If you don't know what kind of transformation might have been applied to your data, use --discover mode. It automatically tries to find common patterns like single-byte XOR keys and reports the most likely candidates.

patternanalyzer analyze secret.bin --discover --out discover_report.json

The output file discover_report.json will contain a list of potential transformations and a preview of the resulting data.

User Interfaces (Web & Terminal)

Web UI (Streamlit) Launch an interactive web interface to upload files and visualize results.

patternanalyzer serve-ui

webui Terminal UI (TUI)

Start a terminal-based interface for analysis directly in your console.

patternanalyzer tui

tui

Python API

Programmatically run an analysis pipeline.
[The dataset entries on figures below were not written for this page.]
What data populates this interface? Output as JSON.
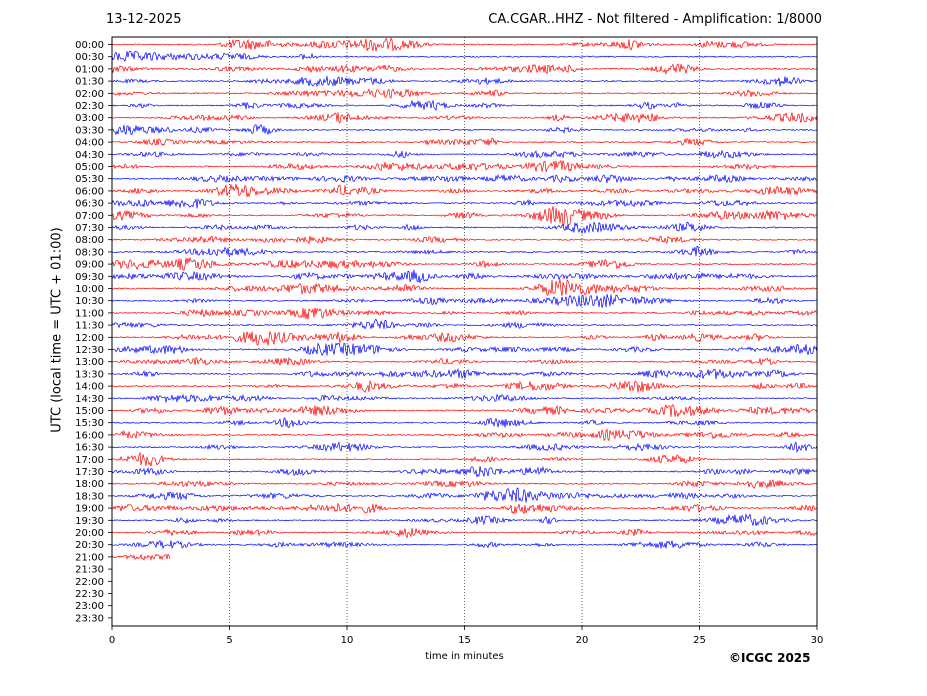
{
  "header": {
    "date": "13-12-2025",
    "title": "CA.CGAR..HHZ - Not filtered - Amplification: 1/8000"
  },
  "footer": {
    "copyright": "©ICGC 2025"
  },
  "colors": {
    "odd_trace": "#ff0000",
    "even_trace": "#0000ff",
    "axis": "#000000",
    "grid": "#000000"
  },
  "chart_data": {
    "type": "line",
    "title": "CA.CGAR..HHZ - Not filtered - Amplification: 1/8000",
    "xlabel": "time in minutes",
    "ylabel": "UTC (local time = UTC + 01:00)",
    "xlim": [
      0,
      30
    ],
    "x_ticks": [
      "0",
      "5",
      "10",
      "15",
      "20",
      "25",
      "30"
    ],
    "grid": "vertical dotted lines at each x tick",
    "row_labels": [
      "00:00",
      "00:30",
      "01:00",
      "01:30",
      "02:00",
      "02:30",
      "03:00",
      "03:30",
      "04:00",
      "04:30",
      "05:00",
      "05:30",
      "06:00",
      "06:30",
      "07:00",
      "07:30",
      "08:00",
      "08:30",
      "09:00",
      "09:30",
      "10:00",
      "10:30",
      "11:00",
      "11:30",
      "12:00",
      "12:30",
      "13:00",
      "13:30",
      "14:00",
      "14:30",
      "15:00",
      "15:30",
      "16:00",
      "16:30",
      "17:00",
      "17:30",
      "18:00",
      "18:30",
      "19:00",
      "19:30",
      "20:00",
      "20:30",
      "21:00",
      "21:30",
      "22:00",
      "22:30",
      "23:00",
      "23:30"
    ],
    "trace_color_pattern": [
      "red",
      "blue"
    ],
    "recorded_rows": 43,
    "last_row_end_minute": 2.5,
    "note_series": "seismogram trace per 30-minute row; amplitude small noise"
  }
}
from patternanalyzer.engine import Engine

# Initialize the analysis engine
engine = Engine()

# Load data from a file
with open("test.bin", "rb") as f:
    data_bytes = f.read()

# Define an analysis configuration
# This example applies a simple XOR transform before running the monobit test
config = {
    "transforms": [{"name": "xor_const", "params": {"xor_value": 127}}],
    "tests": [{"name": "monobit", "params": {}}],
    "fdr_q": 0.05 # Set the False Discovery Rate significance level
}

# Run the analysis
output = engine.analyze(data_bytes, config)

# Print the results
import json
print(json.dumps(output, indent=2))

Project Structure

pattern-analyzer/
├── patternanalyzer/               # Main source code for the framework
│   ├── plugins/              # Built-in analysis and transform plugins
│   ├── __init__.py
│   ├── engine.py             # The core analysis engine
│   ├── plugin_api.py         # Base classes for plugins (Test, Transform, Visual)
│   ├── cli.py                # Click-based Command Line Interface
│   ├── api.py                # FastAPI-based REST API
│   ├── tui.py                # Textual-based Terminal User Interface
│   └── ...
├── app.py                    # Streamlit Web User Interface
├── docs/                     # Documentation files for MkDocs
├── tests/                    # Pytest unit and integration tests
├── pyproject.toml            # Project metadata and dependencies
└── README.md

Contributing

Contributions are welcome! Please feel free to open an issue or submit a pull request.

  1. Fork the repository.
  2. Create a new feature branch (git checkout -b feature/my-new-feature).
  3. Implement your changes and add tests.
  4. Ensure all tests pass (pytest).
  5. Submit a pull request.

License

This project is licensed under the MIT License. See the LICENSE file for details.